I will admit, I panic sometimes mostly because I fear repeating old mistakes and I let go very hard and I get scared seeing patterns of wrong behavior in me and others, and something in me screams 'Stop, we need to stop and start being aware of everything we say and do'. And then I look around me and I feel that it is almost impossible, it takes so much work and it is hard and we are in a rush.
We could choose to ignore the difficult times and just say I choose happiness, I let go and just choose to be happy. But isn't that just choosing to not change? Isn't that choosing to ignore the pain? Isn't that putting all your pain in a box, buried deep? What if someone else finds it? What if that someone is even you? You get scared and try to run away but everywhere around you, you still see the same thing, some kind of un-handled pain, reminding you of your un-handled pain and you run away some more but you seem to not find any place where you can just say I am ok, I can rest now, I trust tomorrow will be better.
Sometimes you just need to stop and be with your pain, accept it, take it in and say I don't ignore you anymore, you are right to exist and I thank you for reminding me I am not going in the right direction.
And sometimes it's ok to let go of control, be aware and take control over when it is your turn.

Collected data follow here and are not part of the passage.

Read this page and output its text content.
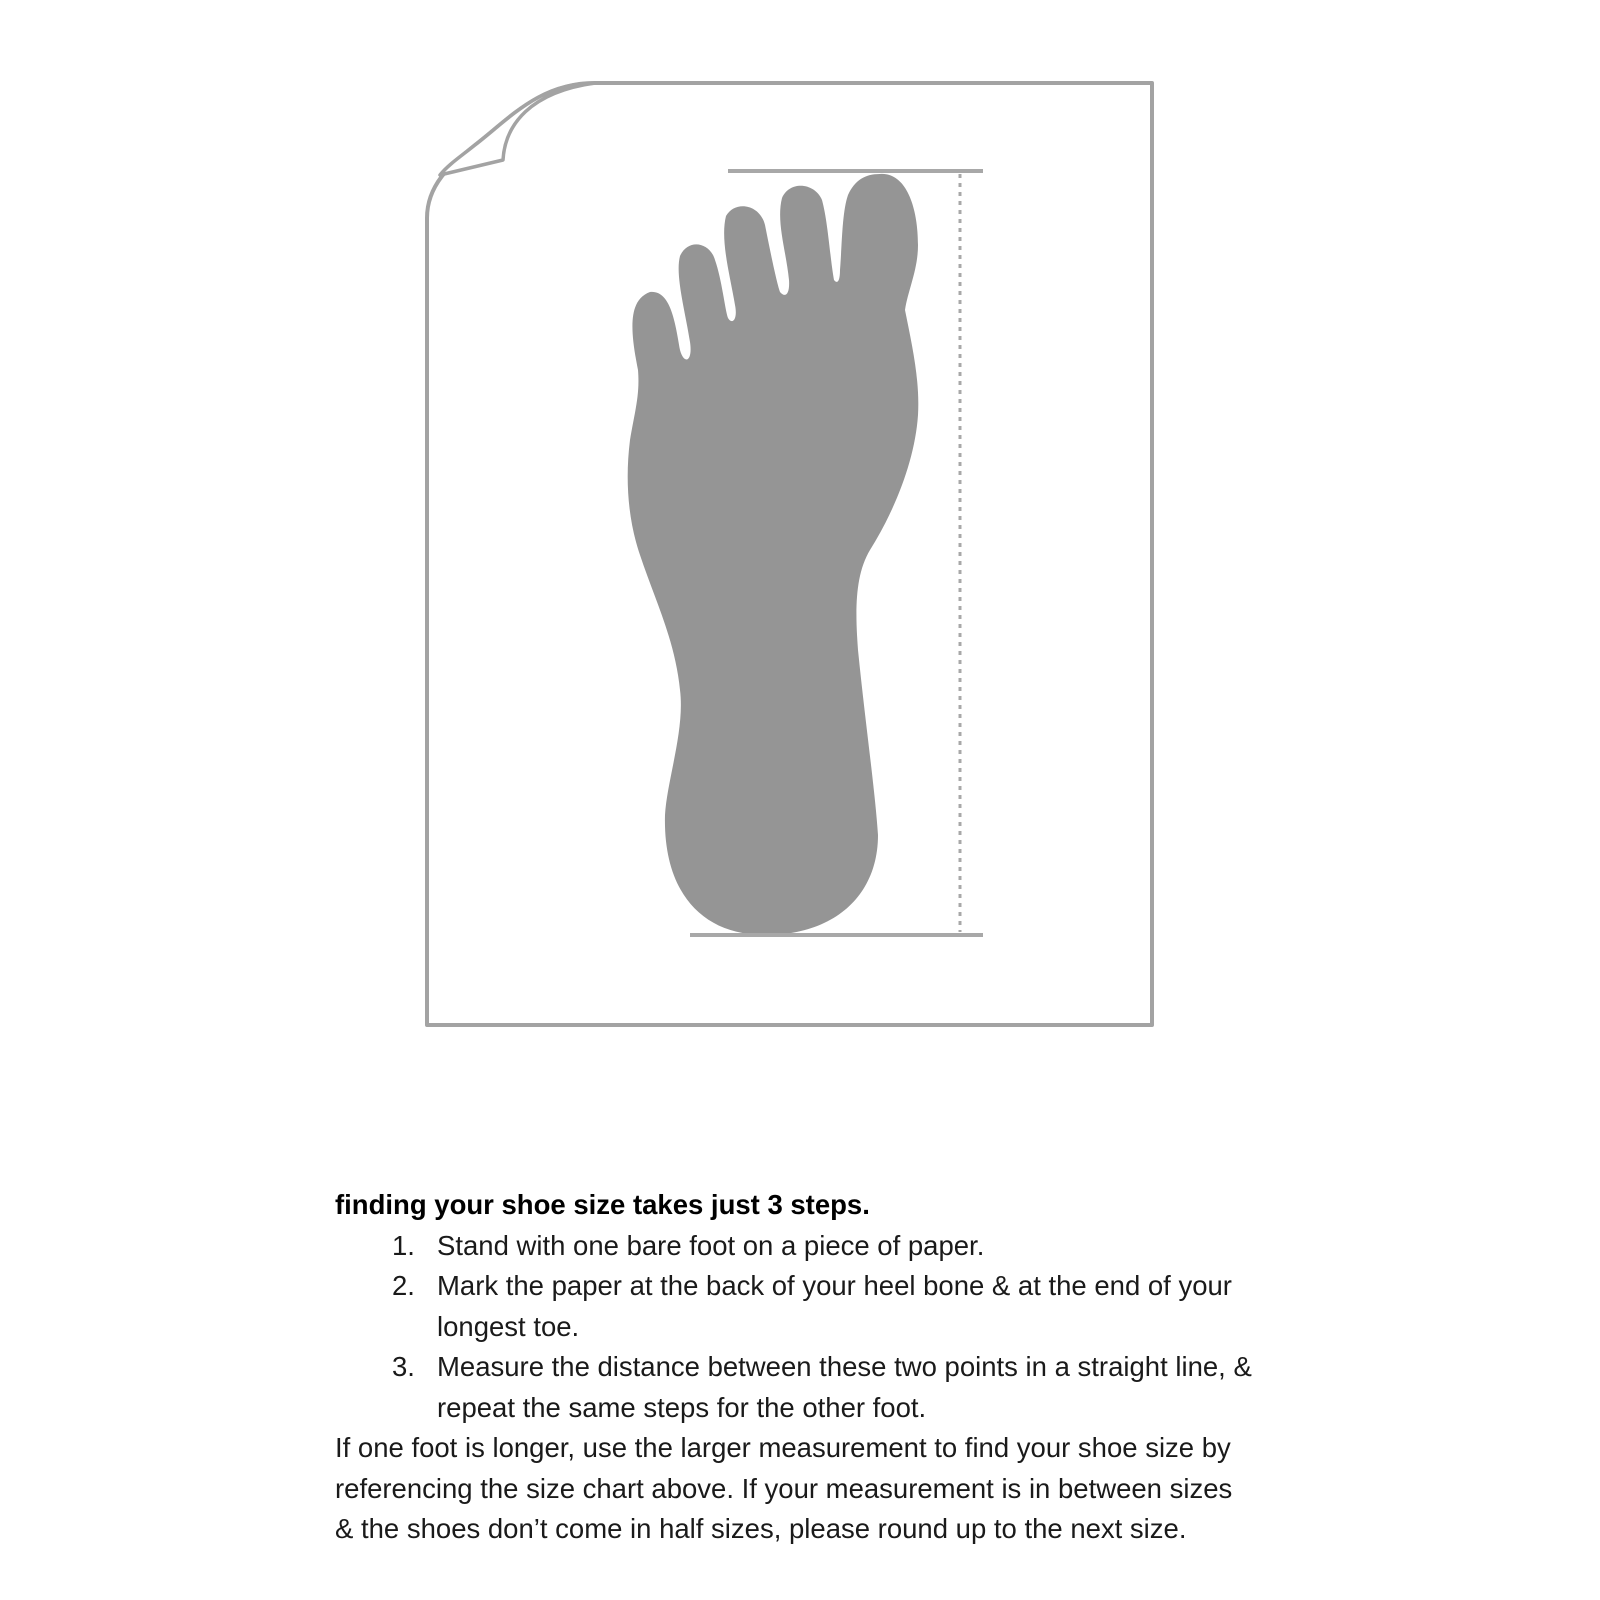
finding your shoe size takes just 3 steps.

1. Stand with one bare foot on a piece of paper.
2. Mark the paper at the back of your heel bone & at the end of your longest toe.
3. Measure the distance between these two points in a straight line, & repeat the same steps for the other foot.

If one foot is longer, use the larger measurement to find your shoe size by referencing the size chart above. If your measurement is in between sizes & the shoes don’t come in half sizes, please round up to the next size.
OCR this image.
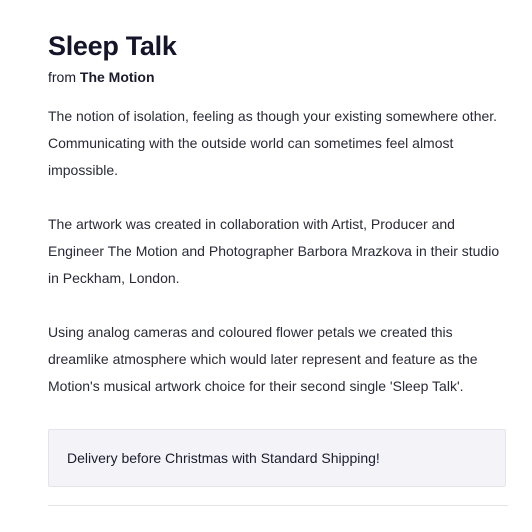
Sleep Talk
from The Motion

The notion of isolation, feeling as though your existing somewhere other. Communicating with the outside world can sometimes feel almost impossible.

The artwork was created in collaboration with Artist, Producer and Engineer The Motion and Photographer Barbora Mrazkova in their studio in Peckham, London.

Using analog cameras and coloured flower petals we created this dreamlike atmosphere which would later represent and feature as the Motion's musical artwork choice for their second single 'Sleep Talk'.

Delivery before Christmas with Standard Shipping!
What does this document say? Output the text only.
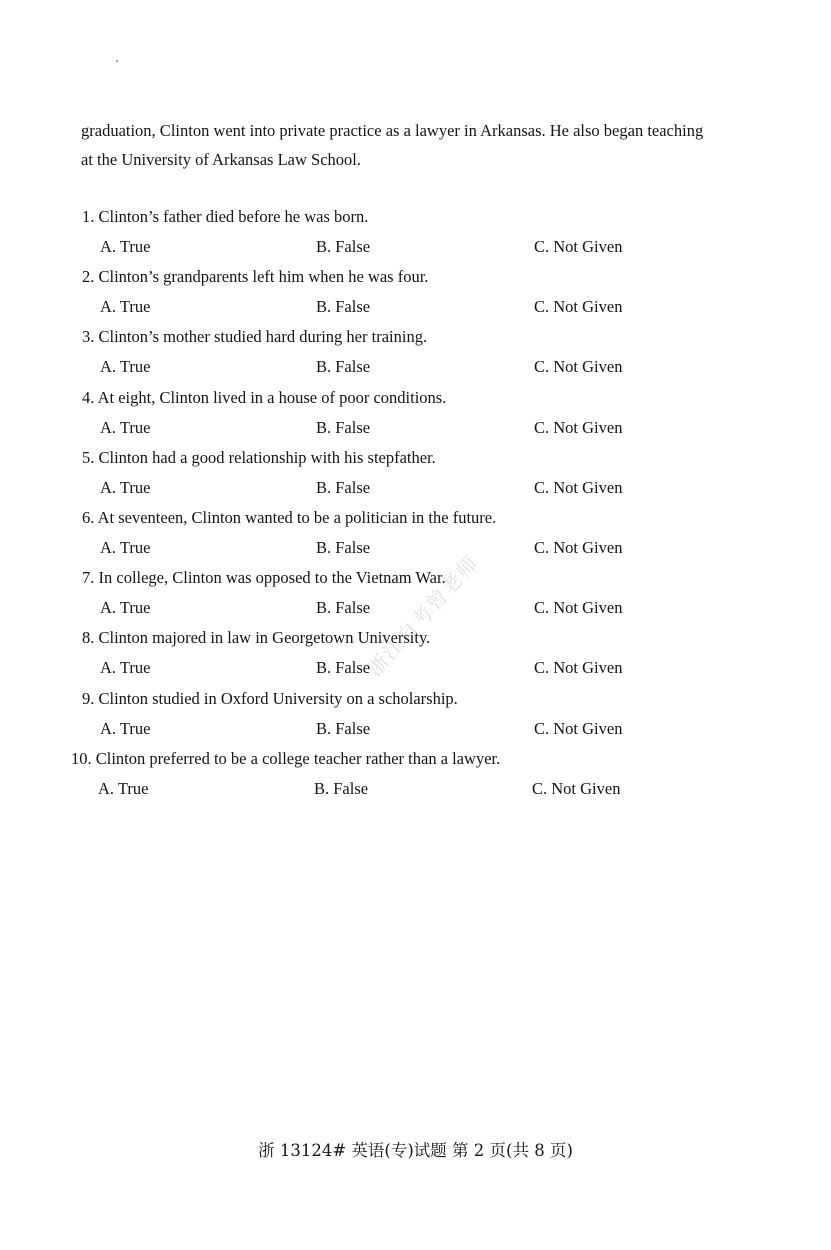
graduation, Clinton went into private practice as a lawyer in Arkansas. He also began teaching

at the University of Arkansas Law School.

浙江自考曾老师
1. Clinton’s father died before he was born.
A. True	B. False	C. Not Given
2. Clinton’s grandparents left him when he was four.
A. True	B. False	C. Not Given
3. Clinton’s mother studied hard during her training.
A. True	B. False	C. Not Given
4. At eight, Clinton lived in a house of poor conditions.
A. True	B. False	C. Not Given
5. Clinton had a good relationship with his stepfather.
A. True	B. False	C. Not Given
6. At seventeen, Clinton wanted to be a politician in the future.
A. True	B. False	C. Not Given
7. In college, Clinton was opposed to the Vietnam War.
A. True	B. False	C. Not Given
8. Clinton majored in law in Georgetown University.
A. True	B. False	C. Not Given
9. Clinton studied in Oxford University on a scholarship.
A. True	B. False	C. Not Given
10. Clinton preferred to be a college teacher rather than a lawyer.
A. True	B. False	C. Not Given
浙 13124# 英语(专)试题 第 2 页(共 8 页)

Until then just accept, be and do whatever possible to make the time of chaos better, simple, happier.
Even if sometimes it means releasing some of your pain so others know it. It is ok to ask for help, to say it is hard for me right now, I have a difficult period and I don't know how to make it better and it is ok for others to help and be there for you, even when you are in pain. Pain does not make us less strong, it just makes us human.